The Definitive Guide to Position Sizing Strategies
by Van K. Tharp
Quick Summary
Van Tharp's guide to position sizing addresses the most overlooked yet critical component of trading system design: how much to risk on each trade. The excerpts cover judgmental biases that prevent traders from implementing proper position sizing (lotto bias, need to be right, authority bias, law of small numbers) and provide a comprehensive survey of position sizing software tools. Tharp argues that position sizing, not entry signals, is the primary determinant of whether a trading system meets its objectives.
Detailed Summary
This publication represents excerpted material from Van Tharp's "Definitive Guide to Position Sizing Strategies," specifically two sections that were removed from the second edition but retained as bonus material due to their enduring value.
Part I, "Are You Doomed to Failure?", examines the psychological biases that cause traders to ignore or misapply position sizing principles despite their importance. Tharp opens with George Anderla's observation about exponential information growth: the amount of information available to humans doubled between Jesus and Leonardo Da Vinci (1,500 years), doubled again by 1750, again by 1900, and by the 2000s was doubling in less than a year. Since conscious processing is limited to roughly 7 (plus or minus 2) chunks of information, humans rely on judgmental shortcuts -- heuristics that create systematic biases.

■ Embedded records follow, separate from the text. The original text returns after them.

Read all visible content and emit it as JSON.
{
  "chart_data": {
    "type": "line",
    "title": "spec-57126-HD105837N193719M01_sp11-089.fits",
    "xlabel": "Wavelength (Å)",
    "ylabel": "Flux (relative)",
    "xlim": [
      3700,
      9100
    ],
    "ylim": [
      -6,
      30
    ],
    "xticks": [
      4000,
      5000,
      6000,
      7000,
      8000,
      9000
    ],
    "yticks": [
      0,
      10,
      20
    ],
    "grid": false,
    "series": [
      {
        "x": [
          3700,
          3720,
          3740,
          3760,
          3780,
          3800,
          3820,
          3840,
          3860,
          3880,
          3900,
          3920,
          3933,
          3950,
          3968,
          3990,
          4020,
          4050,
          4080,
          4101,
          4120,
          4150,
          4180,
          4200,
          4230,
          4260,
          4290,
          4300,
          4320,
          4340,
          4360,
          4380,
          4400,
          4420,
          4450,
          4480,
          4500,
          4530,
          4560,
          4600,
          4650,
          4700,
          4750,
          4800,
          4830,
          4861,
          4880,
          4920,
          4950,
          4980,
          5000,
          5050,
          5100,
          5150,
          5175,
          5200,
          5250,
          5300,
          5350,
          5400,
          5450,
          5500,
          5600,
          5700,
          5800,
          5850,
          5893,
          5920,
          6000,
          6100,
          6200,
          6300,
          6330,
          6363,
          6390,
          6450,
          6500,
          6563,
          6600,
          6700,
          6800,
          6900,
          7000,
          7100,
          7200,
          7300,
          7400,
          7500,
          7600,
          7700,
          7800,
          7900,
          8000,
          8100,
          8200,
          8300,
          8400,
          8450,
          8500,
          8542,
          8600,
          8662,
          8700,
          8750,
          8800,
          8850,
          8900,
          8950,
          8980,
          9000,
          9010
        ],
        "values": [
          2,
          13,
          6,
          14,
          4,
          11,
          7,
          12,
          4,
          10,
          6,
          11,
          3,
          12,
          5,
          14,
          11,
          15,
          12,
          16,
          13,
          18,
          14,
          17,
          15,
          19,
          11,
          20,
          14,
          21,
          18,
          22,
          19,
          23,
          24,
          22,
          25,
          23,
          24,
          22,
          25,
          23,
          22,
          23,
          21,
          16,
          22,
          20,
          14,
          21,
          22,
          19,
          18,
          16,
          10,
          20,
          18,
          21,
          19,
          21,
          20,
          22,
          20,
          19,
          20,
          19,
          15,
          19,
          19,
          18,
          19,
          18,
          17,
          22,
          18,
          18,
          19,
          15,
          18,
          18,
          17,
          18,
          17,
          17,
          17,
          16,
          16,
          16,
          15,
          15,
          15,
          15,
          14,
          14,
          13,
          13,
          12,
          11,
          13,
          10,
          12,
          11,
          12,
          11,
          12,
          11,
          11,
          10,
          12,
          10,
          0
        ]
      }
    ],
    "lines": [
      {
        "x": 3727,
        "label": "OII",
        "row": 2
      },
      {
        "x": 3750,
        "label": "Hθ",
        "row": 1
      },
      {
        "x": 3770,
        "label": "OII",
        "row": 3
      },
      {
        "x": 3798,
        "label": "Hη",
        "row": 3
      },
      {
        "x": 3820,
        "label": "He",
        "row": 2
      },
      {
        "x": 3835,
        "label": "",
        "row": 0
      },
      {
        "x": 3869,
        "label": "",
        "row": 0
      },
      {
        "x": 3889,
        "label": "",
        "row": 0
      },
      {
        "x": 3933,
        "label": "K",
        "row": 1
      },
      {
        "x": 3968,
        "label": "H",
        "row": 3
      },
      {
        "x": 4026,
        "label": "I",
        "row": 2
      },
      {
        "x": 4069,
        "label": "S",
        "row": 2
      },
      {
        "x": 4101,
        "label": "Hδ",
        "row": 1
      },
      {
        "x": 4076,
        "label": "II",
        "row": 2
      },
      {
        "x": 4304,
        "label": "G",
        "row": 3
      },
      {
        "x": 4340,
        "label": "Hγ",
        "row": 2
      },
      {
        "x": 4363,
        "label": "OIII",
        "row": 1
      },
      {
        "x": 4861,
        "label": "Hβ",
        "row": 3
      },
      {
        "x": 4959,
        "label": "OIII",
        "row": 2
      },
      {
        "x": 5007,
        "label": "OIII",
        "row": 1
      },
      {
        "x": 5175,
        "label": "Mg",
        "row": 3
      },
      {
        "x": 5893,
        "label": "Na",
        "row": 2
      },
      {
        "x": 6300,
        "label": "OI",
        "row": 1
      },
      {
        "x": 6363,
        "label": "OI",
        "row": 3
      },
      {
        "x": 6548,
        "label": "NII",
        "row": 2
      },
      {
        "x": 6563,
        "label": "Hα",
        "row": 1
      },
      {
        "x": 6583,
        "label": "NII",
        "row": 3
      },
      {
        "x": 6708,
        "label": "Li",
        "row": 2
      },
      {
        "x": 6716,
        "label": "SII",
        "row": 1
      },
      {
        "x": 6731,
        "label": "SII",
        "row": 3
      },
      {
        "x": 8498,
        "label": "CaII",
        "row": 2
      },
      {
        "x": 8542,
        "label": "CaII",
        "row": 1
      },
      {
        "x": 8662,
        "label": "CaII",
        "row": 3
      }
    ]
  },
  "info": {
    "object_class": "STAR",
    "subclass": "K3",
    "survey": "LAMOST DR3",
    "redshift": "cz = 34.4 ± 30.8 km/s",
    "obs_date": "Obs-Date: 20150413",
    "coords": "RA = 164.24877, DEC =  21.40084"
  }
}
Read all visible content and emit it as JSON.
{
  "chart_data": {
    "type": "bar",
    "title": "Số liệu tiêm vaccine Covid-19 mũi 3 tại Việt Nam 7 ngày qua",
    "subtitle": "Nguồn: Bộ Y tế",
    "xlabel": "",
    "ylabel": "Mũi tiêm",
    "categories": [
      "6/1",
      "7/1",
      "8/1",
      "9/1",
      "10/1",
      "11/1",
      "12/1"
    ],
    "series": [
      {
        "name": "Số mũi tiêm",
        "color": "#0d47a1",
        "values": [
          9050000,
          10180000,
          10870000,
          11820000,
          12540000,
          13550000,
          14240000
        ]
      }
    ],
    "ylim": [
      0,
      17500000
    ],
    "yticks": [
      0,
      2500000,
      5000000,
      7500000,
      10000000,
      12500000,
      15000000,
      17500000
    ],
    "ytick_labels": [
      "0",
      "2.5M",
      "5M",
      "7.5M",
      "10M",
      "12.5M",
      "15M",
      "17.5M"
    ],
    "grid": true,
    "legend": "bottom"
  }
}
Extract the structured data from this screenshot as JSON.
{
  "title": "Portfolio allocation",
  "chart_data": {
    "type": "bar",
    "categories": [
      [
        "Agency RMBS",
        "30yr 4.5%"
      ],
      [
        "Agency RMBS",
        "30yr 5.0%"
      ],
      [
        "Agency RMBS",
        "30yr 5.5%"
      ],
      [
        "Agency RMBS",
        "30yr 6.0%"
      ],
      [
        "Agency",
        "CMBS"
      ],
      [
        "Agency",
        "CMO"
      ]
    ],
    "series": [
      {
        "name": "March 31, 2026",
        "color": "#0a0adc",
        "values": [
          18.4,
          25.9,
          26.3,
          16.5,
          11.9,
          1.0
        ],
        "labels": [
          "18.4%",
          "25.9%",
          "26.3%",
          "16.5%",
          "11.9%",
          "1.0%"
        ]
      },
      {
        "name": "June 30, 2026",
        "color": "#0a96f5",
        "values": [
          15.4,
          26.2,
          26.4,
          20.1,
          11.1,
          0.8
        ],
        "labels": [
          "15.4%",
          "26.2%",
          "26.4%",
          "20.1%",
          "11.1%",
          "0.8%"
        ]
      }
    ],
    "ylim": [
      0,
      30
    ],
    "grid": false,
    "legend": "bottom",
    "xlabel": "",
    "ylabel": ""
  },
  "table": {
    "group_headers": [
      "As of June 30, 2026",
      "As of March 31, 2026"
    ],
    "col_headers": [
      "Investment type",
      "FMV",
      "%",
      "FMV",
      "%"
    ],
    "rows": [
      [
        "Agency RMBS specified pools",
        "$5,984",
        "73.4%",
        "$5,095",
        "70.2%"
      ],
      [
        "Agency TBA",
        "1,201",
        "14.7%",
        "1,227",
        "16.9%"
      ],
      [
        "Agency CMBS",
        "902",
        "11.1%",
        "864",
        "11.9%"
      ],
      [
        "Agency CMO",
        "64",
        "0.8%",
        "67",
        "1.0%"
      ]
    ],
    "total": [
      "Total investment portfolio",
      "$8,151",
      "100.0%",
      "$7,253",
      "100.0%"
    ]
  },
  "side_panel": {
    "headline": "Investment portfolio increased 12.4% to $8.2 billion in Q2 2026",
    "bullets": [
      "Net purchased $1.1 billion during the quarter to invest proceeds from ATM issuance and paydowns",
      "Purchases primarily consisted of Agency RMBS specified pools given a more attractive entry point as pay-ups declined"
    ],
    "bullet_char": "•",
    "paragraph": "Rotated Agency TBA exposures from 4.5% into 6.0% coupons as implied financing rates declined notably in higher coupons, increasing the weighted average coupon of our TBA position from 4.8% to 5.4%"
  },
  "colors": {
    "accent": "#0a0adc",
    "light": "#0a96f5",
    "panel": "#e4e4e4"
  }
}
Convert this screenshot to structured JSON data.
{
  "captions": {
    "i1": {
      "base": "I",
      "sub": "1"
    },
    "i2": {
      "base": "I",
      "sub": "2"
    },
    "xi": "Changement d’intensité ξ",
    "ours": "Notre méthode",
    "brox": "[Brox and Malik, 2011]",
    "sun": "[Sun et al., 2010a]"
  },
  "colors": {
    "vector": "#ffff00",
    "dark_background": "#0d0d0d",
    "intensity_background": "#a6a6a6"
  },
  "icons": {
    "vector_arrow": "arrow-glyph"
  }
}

Bias 1 is the "Lotto Bias" (external locus of control), where traders believe success depends on finding the right system rather than on managing themselves. Bias 2 is the "Need to Be Right," which causes traders to focus on win rate rather than expectancy (the mathematical edge per dollar risked). Bias 3 involves fixating on percent gain rather than R-multiples (profit as a multiple of initial risk). Bias 4 is the false confidence from multiple confirming inputs that actually contain the same information. Bias 5 is authority bias. Bias 6 is the illusion that prediction and understanding are necessary for profitable trading. Bias 7 is the desire for lots of facts (complexity preference). Bias 8 is the law of small numbers (drawing conclusions from insufficient data). Bias 9 is conservatism bias (difficulty updating beliefs). Bias 10 is representativeness (judging probability by similarity rather than base rates).
Part II surveys position sizing software available in the market, organized into categories: trade tracking software, simulation software, dedicated position sizing software, system-specific software with position sizing capabilities, multi-purpose software with position sizing features, and high-end professional software. Tharp evaluates each category's strengths and limitations for implementing the position sizing strategies described in the main text.
The material emphasizes Tharp's core teaching: most traders spend 90% of their time on entries (which matter least) and 10% on position sizing (which matters most). Position sizing is the one component of a trading system that most directly determines whether the trader achieves their financial objectives.